Duo électrique
Musique électronique d’avant-garde, voix cristallines, fantasmagories visuelles et glam sexe décadent : Goldfrapp sort de l’ombre pour prendre place dans l’univers technicolor passionnant de la pop britannique.Si Alison Goldfrapp s'était déjà distinguée comme choriste sur le titre Pumpkin de Tricky ou en participant avec brio à des albums d'Orbital, elle donne toute l'ampleur de son génie artistique en s'associant avec Will Gregory pour former le duo Goldfrapp, signé en 1999 chez Mute Records.
Après le glacial Felt Mountain (2000), nominé aux Mercury Awards, son second album Black Cherry, nominé aux Brit Awards, devient la référence de l’année 2003. Le son et la vision de l’Art-Pop-Now sont nés ; l’empreinte du talon aiguille de Marlène Dietrich sur le dos de Donna Summer, un paysage discotronic tonitruant, dégoulinant de sueur, dont Franz Ferdinand et Marilyn Manson souhaiteront faire des remix. Ses deux hymnes electro-stomp euphoriques, Train et Strict Machine (avec clips vidéo à crever l’écran) sont le summum d’une class-pop cool sous adrénaline.
Le duo anglais, qui n’écrit ni ne produit rien l’un sans l’autre, est une puissance créative sans compromis, stridente, psychédélique, au mieux de sa forme avec Supernature (album sorti en août 2005). Côté musique, vision et âme, Goldfrapp s’est forgé sa propre réalité, à nulle autre pareille. Ce qui vérifie encore en 2010 avec la sortie de l'album, Head First (EMI)

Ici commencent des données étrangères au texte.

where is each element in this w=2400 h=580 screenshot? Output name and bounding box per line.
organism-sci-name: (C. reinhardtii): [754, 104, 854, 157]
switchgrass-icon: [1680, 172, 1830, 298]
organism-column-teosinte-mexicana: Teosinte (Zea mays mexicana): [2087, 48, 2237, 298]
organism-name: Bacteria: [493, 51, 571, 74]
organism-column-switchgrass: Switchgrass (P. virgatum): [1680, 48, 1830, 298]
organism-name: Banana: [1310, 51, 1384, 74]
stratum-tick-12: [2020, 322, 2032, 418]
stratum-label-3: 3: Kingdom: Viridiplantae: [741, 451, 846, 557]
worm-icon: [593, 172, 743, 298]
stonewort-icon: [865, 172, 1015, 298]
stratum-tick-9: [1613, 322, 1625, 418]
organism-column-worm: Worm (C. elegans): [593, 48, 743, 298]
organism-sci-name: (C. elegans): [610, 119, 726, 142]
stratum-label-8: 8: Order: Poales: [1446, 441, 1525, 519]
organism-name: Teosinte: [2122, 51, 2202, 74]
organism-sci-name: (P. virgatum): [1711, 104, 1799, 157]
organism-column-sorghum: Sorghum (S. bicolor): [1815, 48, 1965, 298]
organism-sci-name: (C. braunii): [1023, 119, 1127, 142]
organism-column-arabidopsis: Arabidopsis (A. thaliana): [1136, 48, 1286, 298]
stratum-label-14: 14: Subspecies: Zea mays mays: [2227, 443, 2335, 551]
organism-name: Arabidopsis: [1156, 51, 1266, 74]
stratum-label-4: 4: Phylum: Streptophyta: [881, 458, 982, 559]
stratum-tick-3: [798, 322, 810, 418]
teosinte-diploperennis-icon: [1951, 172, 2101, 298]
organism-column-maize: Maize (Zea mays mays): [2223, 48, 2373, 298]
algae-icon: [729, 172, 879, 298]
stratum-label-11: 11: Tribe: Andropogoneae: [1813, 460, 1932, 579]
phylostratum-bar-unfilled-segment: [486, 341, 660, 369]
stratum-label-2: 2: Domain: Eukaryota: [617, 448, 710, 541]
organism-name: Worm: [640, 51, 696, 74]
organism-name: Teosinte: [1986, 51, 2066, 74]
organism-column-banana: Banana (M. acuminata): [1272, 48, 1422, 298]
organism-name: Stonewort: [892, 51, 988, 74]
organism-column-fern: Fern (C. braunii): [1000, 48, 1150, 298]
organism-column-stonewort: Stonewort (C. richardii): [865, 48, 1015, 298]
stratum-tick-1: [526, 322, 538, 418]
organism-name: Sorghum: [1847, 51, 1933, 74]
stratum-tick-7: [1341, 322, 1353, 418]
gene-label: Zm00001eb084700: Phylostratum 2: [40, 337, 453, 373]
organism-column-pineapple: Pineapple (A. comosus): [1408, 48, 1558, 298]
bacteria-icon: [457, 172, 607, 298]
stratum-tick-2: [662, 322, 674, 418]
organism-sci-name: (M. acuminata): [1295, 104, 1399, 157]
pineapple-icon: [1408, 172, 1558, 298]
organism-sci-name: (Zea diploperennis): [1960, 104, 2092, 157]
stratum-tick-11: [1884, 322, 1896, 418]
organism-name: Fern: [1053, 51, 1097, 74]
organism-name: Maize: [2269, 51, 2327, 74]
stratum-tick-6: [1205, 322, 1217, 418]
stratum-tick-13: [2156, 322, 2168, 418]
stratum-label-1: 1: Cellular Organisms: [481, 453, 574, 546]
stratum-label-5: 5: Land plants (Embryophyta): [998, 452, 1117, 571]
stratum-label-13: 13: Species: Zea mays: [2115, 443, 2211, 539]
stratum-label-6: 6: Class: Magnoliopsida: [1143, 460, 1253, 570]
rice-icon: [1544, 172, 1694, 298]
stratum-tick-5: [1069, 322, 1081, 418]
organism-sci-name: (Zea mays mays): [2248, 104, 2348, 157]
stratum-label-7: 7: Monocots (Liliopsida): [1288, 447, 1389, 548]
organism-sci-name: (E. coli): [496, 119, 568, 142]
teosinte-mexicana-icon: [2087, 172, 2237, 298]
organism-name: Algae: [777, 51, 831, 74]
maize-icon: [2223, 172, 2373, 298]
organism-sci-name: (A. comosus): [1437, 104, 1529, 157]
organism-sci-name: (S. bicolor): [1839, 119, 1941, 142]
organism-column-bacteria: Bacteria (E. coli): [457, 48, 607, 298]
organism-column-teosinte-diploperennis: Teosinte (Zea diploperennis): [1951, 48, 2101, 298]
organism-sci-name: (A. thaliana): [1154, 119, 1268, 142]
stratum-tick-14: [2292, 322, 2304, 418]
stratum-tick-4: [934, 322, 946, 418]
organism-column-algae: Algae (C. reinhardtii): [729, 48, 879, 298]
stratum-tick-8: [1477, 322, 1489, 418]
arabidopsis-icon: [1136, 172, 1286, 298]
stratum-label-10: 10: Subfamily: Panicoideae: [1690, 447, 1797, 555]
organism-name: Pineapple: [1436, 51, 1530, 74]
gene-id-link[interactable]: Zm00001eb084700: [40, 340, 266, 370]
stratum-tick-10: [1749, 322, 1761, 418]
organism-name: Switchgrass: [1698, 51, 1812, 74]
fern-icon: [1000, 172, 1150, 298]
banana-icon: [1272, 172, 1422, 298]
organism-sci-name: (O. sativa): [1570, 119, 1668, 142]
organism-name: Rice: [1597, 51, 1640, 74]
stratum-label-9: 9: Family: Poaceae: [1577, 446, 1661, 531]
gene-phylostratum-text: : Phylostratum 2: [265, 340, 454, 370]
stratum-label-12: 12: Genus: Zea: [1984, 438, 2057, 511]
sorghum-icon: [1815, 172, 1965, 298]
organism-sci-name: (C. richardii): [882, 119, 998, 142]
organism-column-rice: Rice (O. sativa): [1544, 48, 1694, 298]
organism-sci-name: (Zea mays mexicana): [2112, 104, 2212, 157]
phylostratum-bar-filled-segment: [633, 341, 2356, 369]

Ajouté par La Rédaction de Cityvox
Avis des internautes
Détails des avis sur : Goldfrapp
Vu dans la salle : Théâtre Marigny
Dans ce théâtre a tendance bourgeoise (bah oui quand même , théatre de Robert Hossein sur les Champs Elysée) le public n'en est pas moins âgé de moins de 40 ans...et complet. La première partie Julian Velard était pour moi presque un supplice qui a duré 6 titres soit 30 minutes. J'ai trouvé son air ahuri avec sa tête bougeant constamment. Son style se veut proche de Fink, Rufus Wainwright...de la folk jazzy, mais malheureusement sans éclat. Pour moi, c'est à oublier. A l'inter-pause, là je fronce profondément les sourcils....de constater qu'en fond de salle on a installé deux projecteurs vidéos dont la ventilation est extrêmement bruyante...cette installation gâchera le concert aux passages doux pour ceux qui comme moi sommes aux derniers rangs. Ce qui est quand même un relatif scandale au vu du prix de la place déboursée...55 euros c'est du luxe. Fort dommage car le concert de Goldfrapp est un pur délice! Son univers de forêt avec des musiciens mi-homme mi-animaux (univers qui apparait depuis 2003) est là....Le retour à l'enfance est flagrant comme en témoigne la playlist : Paper Bag -Road To Somewhere -A&E -Cologne Cerrone Houdini -Utopia-eat Yourself- Monster Love -You Never Know -Caravan Girl -Ooh La La-Happiness -Clowns- Little Bird - Black Cherry Ces 14 titres sont surtout tirés de son dernier album, Seventh Tree il n'y a pas son titre Train comme pour des précédents concerts de cette année, et ce n'est pas plus mal....cette chanson que j'adore, est beaucoup trop sexy pour cet univers d'innocence. Elle en colombine aux pieds nus, nous apparait clairement fragile, avec une voix cristalline et aiguë (=>Utopia). Elle fut bien accompagnée de pas moins de 14 musiciens et d'une mini chorale (qui m'a faite penser à celle inuit de Bjork). Tous très concentrés sur le set, même à fond notamment celle aux keybords (tout à gauche sur la vidéo). En tout 14 chansons et aucun rappel....ça s'appelle comment déjà cette sensation ?? ah oui la frustration, mais la charge en émotions est telle que sortie de la salle, je me suis sentie un peu perdue, les repères ont disparu, et le contact avec la réalité presque trop brutal. Bref, mis à part le problème technique sur les projo, la douceur et sensibilité de la petite Alison s'est bien ancrée en moi.